Wow, if only!
I have the power to complain vociferously about it in internal code reviews,
which I exercise at every opportunity. I also have the power to file CRs on
the documentation, but it's a tough thing to get changed. The worst
offenders are the XST manual and the Synthesis and Simulation Design Guide.
But the XST engineers are too busy developing XST to be able to justify
spending time on replacing one working code example A with another working
code example B, whatever the relative merits of A and B. You can't expect a
technical writer to do it because it needs to be tested and working before
it goes into the documentation.
And when some new code example needs to go into the documentation, of course
the first thing that happens is the author goes and fetches some existing
example as a starting point, so they can make sure they're consistent with
the prevailing practice. Whoops!
Appnote code is the hardest to fix. When code originates within the tools
and/or IP organisations it's usually gone through a review process against
some coding standard.
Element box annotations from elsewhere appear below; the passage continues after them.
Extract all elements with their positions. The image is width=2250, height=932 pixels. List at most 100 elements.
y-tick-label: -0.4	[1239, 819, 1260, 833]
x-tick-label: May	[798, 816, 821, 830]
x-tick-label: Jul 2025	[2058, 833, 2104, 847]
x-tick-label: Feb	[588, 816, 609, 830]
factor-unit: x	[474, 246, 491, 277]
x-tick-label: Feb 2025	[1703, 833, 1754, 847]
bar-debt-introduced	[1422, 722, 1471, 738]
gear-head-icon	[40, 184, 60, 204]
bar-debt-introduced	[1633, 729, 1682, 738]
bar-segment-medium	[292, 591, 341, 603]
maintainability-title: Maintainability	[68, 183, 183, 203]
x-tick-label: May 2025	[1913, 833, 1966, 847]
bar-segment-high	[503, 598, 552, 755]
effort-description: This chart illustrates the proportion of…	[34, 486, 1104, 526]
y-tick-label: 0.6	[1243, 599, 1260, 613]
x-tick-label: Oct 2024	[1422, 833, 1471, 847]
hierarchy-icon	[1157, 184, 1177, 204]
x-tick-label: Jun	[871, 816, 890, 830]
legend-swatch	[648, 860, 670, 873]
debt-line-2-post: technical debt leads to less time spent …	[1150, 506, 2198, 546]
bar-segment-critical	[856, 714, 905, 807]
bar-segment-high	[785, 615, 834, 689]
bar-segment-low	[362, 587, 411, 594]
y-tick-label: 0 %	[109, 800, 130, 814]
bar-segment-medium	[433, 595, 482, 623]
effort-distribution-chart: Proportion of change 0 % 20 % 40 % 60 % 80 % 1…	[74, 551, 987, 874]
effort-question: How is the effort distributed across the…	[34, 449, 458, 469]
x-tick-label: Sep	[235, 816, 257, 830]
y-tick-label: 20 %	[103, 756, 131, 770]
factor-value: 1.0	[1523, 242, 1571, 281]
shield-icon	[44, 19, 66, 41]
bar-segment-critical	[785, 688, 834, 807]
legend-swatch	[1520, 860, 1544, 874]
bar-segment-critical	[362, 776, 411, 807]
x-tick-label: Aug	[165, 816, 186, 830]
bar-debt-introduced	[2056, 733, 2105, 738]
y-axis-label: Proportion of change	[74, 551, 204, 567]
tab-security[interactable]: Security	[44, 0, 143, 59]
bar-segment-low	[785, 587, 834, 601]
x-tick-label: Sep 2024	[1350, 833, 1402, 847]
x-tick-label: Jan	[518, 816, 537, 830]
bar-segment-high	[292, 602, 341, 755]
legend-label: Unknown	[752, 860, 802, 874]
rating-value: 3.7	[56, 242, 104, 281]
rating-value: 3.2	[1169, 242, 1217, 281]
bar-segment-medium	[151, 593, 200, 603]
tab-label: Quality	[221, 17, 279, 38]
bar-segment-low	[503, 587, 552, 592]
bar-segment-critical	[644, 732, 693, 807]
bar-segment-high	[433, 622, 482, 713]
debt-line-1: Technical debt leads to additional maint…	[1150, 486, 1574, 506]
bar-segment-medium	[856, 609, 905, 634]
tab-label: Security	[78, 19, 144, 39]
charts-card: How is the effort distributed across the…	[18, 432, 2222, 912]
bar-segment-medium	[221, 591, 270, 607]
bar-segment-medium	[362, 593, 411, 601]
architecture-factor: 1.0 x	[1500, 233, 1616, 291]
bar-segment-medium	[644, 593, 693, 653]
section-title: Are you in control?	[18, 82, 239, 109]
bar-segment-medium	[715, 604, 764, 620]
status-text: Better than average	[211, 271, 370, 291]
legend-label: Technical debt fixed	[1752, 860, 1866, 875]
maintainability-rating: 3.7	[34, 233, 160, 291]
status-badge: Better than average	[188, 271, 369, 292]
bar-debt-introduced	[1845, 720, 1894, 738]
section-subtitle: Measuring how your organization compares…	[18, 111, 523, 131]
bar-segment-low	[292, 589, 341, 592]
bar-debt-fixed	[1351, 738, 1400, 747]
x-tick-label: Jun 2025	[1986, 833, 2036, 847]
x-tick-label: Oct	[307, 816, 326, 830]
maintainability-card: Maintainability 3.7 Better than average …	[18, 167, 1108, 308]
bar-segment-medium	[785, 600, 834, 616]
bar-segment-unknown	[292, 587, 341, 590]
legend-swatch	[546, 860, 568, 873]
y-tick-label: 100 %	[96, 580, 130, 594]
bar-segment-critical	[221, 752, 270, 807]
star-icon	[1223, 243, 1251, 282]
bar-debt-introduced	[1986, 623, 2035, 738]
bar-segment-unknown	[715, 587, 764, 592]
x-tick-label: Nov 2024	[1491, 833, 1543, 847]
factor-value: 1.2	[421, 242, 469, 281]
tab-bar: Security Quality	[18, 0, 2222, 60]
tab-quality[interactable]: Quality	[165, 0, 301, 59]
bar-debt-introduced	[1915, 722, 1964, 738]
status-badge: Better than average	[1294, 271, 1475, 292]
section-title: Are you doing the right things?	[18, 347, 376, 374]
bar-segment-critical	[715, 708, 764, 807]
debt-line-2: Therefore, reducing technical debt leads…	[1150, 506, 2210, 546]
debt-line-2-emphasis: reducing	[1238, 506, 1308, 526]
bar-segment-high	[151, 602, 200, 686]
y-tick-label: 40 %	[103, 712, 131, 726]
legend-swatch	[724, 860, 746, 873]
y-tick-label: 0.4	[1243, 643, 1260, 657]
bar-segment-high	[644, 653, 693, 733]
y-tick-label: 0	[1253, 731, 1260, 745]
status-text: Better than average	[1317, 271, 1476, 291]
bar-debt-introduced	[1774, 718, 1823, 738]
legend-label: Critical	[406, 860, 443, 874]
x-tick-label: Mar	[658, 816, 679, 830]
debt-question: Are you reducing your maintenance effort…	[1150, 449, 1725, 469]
Appnotes often come from outside this bubble and the
release process for those, to be honest, seems to be optimized for "getting
working stuff to customers" rather than "checking for rigorous compliance
with some standard or other".
Here are the raw numbers of occurances of the different library names in as
of the latest build I have installed:
xst.pdf sim.pdf
std_logic_unsigned: 61 22
std_logic_signed: 8 5
std_logic_arith: 13 5
numeric_std: 14 3
Sheesh. If enough people offer to buy me beer, I will sit down one evening
(or several!), go through all the example code which has "bad" libraries,
upgrade it to numeric_std, re-test the code against the latest tools, and
submit my changes. This does *not* guarantee that the documentation will end
up fixed, but I'm willing to try it anyway. Be prepared to add your names to
some sort of petition when I go to file the CR.
Can people let me know if there are any other documents I've missed that are
suffering from VHDL Library Disease, or any other pertinent information that
might save me some of the pain from my impending martyrdom?